Despite only having about nine lines, this song is, I promise, based on Patrick Süskind’s Perfume: The Story of A Murderer. It was one of Kurt Cobain’s favourite novels, and he once said he had read it at least ten times. The story of a boy born with no scent who becomes a perfumer, it is creeping, cold and excellent. Süskind now reportedly lives as a recluse in Munich, has not published any fiction since 1996, and Perfume remains his only novel.

Pet Semetary – The Ramones

I’m counting this.
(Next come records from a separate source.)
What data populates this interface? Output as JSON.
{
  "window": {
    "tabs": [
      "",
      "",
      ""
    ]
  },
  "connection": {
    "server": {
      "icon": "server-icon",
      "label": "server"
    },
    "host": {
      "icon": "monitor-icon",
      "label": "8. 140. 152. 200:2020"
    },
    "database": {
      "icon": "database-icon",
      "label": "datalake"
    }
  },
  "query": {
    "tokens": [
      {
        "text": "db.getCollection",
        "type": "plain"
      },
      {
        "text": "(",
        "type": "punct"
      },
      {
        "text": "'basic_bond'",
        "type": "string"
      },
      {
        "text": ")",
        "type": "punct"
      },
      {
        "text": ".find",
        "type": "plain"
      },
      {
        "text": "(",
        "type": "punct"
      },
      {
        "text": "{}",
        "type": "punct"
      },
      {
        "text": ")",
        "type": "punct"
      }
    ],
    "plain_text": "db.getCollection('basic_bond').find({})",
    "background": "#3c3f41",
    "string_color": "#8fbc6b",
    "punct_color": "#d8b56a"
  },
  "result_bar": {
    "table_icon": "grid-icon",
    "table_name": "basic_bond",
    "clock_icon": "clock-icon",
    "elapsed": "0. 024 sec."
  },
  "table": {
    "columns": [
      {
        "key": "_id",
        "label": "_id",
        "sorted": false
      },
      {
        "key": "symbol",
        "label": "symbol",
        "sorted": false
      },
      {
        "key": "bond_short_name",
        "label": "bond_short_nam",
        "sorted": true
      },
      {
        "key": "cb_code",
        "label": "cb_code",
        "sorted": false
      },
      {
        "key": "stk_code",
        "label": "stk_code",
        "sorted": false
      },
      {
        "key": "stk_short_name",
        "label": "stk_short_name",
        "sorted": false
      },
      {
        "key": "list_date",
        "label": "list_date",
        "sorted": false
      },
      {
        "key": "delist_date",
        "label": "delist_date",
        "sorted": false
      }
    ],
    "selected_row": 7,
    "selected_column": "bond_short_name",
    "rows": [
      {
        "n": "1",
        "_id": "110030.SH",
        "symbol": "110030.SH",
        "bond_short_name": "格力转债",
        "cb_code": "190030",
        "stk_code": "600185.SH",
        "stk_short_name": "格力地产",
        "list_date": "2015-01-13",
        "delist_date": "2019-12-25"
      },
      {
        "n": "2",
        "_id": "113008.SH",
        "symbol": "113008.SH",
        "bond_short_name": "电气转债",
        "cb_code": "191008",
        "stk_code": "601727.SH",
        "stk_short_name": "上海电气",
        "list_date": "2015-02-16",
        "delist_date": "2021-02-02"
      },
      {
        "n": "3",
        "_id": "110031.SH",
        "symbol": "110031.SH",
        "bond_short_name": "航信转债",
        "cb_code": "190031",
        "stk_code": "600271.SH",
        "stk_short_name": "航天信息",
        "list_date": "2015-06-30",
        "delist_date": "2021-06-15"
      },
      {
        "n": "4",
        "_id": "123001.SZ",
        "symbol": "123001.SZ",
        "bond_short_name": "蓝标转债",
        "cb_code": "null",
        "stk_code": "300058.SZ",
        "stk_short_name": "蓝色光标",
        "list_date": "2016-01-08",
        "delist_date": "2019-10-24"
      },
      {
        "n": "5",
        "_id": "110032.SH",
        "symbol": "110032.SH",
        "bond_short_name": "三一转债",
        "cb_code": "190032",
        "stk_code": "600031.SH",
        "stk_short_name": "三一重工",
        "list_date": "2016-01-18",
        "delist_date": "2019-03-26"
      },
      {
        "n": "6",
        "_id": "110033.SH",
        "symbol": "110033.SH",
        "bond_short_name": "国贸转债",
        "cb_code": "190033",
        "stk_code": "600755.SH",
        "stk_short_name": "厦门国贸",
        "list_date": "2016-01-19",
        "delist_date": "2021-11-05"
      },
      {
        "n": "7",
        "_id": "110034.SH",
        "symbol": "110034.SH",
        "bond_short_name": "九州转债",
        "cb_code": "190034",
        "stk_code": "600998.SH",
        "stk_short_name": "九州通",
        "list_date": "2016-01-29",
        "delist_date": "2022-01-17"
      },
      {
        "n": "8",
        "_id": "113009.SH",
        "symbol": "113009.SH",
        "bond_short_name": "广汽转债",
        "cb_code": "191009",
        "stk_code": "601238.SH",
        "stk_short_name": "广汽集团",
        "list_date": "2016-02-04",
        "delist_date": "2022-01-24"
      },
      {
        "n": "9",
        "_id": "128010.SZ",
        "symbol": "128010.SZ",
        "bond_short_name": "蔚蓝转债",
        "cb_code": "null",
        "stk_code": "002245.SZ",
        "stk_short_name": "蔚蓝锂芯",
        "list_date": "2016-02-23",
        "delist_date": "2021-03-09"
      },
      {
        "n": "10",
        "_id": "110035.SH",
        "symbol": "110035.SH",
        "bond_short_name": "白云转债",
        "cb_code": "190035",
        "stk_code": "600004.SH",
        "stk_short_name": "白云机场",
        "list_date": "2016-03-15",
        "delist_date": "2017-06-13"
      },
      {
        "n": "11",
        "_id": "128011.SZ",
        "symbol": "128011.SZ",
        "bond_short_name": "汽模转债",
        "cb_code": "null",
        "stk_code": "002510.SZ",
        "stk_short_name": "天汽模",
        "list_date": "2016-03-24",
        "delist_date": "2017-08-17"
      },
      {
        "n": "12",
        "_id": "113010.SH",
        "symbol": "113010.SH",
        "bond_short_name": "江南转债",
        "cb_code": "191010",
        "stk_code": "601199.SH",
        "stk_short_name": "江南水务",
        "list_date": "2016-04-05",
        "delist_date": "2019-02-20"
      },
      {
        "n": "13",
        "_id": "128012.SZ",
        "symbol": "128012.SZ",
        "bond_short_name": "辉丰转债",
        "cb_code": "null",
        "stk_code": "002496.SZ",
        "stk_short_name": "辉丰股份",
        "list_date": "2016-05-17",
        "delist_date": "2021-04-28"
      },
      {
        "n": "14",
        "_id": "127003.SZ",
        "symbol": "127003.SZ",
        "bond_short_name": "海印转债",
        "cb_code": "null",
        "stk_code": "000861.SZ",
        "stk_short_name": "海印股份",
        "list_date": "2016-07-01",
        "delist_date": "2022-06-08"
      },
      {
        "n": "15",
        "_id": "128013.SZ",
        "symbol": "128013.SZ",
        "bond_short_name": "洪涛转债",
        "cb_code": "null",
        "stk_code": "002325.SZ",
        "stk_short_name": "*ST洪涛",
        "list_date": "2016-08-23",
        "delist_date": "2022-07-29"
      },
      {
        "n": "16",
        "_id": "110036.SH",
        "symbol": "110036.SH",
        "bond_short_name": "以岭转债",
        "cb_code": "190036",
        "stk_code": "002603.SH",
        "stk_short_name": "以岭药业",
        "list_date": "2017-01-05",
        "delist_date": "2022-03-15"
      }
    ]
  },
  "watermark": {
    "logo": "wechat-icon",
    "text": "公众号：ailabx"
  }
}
Written for the film adaptation of Stephen King’s Pet Semetary, it feels possible that the band were shown an early cut of the film and instantly recorded this. It follows the story of the novel pretty perfectly, and the rhyming couplet ‘I don’t wanna be buried/in a…pet semetary’ is one of my favourite choruses of all time, no exaggeration. Everyone good is a fan of The Ramones, otherwise you wouldn’t see their t-shirts everywhere. This was also from the 1980s when The Ramones were adding synthesisers to things, seemingly reluctantly.

Honorable mentions go to Atrocity Exhibition by Joy Division (not included because Ian Curtis hadn’t actually read the book when he wrote the song), Kings of Speed by Hawkwind (although Michael Moorcock wrote the lyrics, it is only very loosely based on his novel Eternal Champion, which I’ve not read), and Graham Greene by John Cale (a great song but only mentions an author in passing). Let me know if I missed anything vital.